Samedi 24 mai 2003
UNIVERSAL
éTATS-UNIS Les studios de cinéma, qui sortent cinq films prochainement, n'ont pas le droit à l'erreur
 Les studios de cinéma Universal ont placé leurs plus gros espoirs sur le géant vert, Hulk, en salles cet été, et pour lequel ils ont investi 150 millions de dollars. (Photo Interfoto Usa/Sipa.)

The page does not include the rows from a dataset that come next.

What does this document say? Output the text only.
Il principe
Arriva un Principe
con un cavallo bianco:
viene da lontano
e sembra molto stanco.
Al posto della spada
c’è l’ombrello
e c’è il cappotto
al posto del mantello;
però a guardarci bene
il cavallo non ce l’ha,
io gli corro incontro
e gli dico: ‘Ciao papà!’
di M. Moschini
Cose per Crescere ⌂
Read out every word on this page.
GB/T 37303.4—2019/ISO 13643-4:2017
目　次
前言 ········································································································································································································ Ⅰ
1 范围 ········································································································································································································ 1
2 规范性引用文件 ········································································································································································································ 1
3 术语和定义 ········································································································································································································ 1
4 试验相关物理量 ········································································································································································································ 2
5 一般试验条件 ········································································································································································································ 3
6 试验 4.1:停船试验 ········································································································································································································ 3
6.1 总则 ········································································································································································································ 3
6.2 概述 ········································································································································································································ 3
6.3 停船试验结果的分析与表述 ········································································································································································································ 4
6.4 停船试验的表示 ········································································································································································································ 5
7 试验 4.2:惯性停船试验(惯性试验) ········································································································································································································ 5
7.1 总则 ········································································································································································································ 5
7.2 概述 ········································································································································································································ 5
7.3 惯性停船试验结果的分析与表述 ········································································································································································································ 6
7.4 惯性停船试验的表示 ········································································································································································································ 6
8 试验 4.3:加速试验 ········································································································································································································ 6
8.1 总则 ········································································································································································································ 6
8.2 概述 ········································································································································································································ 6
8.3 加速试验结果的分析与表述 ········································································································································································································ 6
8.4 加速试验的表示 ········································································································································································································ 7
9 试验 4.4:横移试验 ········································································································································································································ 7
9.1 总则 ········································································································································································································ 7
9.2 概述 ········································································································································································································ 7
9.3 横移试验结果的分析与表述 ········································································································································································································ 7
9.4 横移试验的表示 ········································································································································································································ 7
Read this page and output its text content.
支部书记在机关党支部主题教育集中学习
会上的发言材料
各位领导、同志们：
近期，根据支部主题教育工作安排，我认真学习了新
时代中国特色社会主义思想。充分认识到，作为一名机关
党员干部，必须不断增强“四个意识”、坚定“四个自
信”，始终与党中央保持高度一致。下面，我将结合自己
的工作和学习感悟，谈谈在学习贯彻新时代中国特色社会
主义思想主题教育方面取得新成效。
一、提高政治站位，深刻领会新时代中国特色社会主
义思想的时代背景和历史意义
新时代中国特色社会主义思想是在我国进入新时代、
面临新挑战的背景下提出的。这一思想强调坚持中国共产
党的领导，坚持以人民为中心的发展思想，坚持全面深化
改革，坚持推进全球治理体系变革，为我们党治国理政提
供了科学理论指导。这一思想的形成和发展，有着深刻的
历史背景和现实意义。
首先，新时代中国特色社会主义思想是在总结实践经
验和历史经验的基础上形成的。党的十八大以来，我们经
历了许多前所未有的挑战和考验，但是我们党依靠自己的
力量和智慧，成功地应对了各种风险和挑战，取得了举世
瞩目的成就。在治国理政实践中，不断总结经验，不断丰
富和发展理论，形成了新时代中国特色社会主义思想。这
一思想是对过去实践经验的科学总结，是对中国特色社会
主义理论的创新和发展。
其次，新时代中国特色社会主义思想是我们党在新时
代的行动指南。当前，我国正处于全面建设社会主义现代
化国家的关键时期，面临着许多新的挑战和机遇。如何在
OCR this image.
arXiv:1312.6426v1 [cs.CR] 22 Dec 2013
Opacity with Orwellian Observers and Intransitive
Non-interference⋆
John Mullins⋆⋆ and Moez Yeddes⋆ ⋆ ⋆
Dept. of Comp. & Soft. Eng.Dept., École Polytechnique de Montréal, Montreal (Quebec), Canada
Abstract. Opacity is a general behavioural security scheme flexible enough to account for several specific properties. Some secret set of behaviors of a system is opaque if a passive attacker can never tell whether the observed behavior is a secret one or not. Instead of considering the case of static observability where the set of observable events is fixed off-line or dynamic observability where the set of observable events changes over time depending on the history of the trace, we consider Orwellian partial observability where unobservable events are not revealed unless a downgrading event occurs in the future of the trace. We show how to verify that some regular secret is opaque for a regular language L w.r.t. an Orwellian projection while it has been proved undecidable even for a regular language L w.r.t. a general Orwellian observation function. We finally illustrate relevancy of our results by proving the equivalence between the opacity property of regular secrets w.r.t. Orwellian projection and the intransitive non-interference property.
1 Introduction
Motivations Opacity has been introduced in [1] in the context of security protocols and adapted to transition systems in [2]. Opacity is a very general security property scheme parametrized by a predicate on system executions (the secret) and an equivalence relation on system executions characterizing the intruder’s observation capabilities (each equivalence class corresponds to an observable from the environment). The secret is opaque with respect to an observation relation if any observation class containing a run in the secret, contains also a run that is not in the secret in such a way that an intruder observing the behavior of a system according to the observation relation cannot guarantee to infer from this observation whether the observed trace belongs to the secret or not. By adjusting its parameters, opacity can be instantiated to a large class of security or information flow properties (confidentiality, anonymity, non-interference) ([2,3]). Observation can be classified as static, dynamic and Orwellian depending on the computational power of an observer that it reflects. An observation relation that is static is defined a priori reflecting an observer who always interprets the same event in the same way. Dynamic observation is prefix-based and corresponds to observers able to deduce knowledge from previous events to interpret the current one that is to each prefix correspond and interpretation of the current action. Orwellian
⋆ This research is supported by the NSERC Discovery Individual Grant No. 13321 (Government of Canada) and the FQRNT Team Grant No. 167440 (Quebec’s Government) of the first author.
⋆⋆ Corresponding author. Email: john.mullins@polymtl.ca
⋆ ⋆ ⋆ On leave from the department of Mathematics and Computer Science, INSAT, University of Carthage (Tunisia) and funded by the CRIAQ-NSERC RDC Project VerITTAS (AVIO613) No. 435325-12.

| L'été sera décisif pour Universal Pictures
 Claire Derville [23 mai 2003]
 L'été sera chaud pour les studios de cinéma Universal. Ils s'apprêtent en effet à sortir cinq grosses productions d'ici au premier septembre 2003, alors même que leur maison mère, Vivendi Universal, est en pleines tractations pour céder Vivendi Universal Entertainment (VUE), la branche américaine du groupe dont fait partie Universal Pictures.
La pression est à son comble. Et ce pour deux raisons. Premièrement, parce que des résultats d'Universal Pictures dépendra, en partie, le prix de vente de VUE. Ensuite, parce que l'activité cinéma a montré des signes de faiblesse récemment, et qu'il est temps de renouer avec les succès.
On dit souvent à Hollywood qu'une major, pour fonctionner, doit sortir au minimum deux «blockbusters» par an, autrement dit deux films plébiscités, à l'instar de Titanic, un des plus gros «hits» de tous les temps, ou encore Spiderman.
Or, cela fait trois ans que les studios Universal n'ont pas sorti de blockbuster. Gladiator, un film coproduit avec Dreamworks, est leur dernier gros succès mondial en date.
Universal Pictures n'a pas pour autant démérité. L'année 2001 était fructueuse. Les films American Pie, La Mommie, Jurassic Park III ont bien marché. Chez Vivendi, on dit que «la réussite d'un studio ne se résume pas qu'à ses blockbusters. Nous avons produit de nombreux films à petits et moyens budgets, qui, in fine, ont su faire leurs preuves et maintenir les studios en forme». Certes. Mais pendant qu'Universal Pictures se maintenait en forme, les studios Warner, eux, forts des succès retentissants de films comme Harry Potter ou encore Matrix, se hissait au rang de premier producteur mondial.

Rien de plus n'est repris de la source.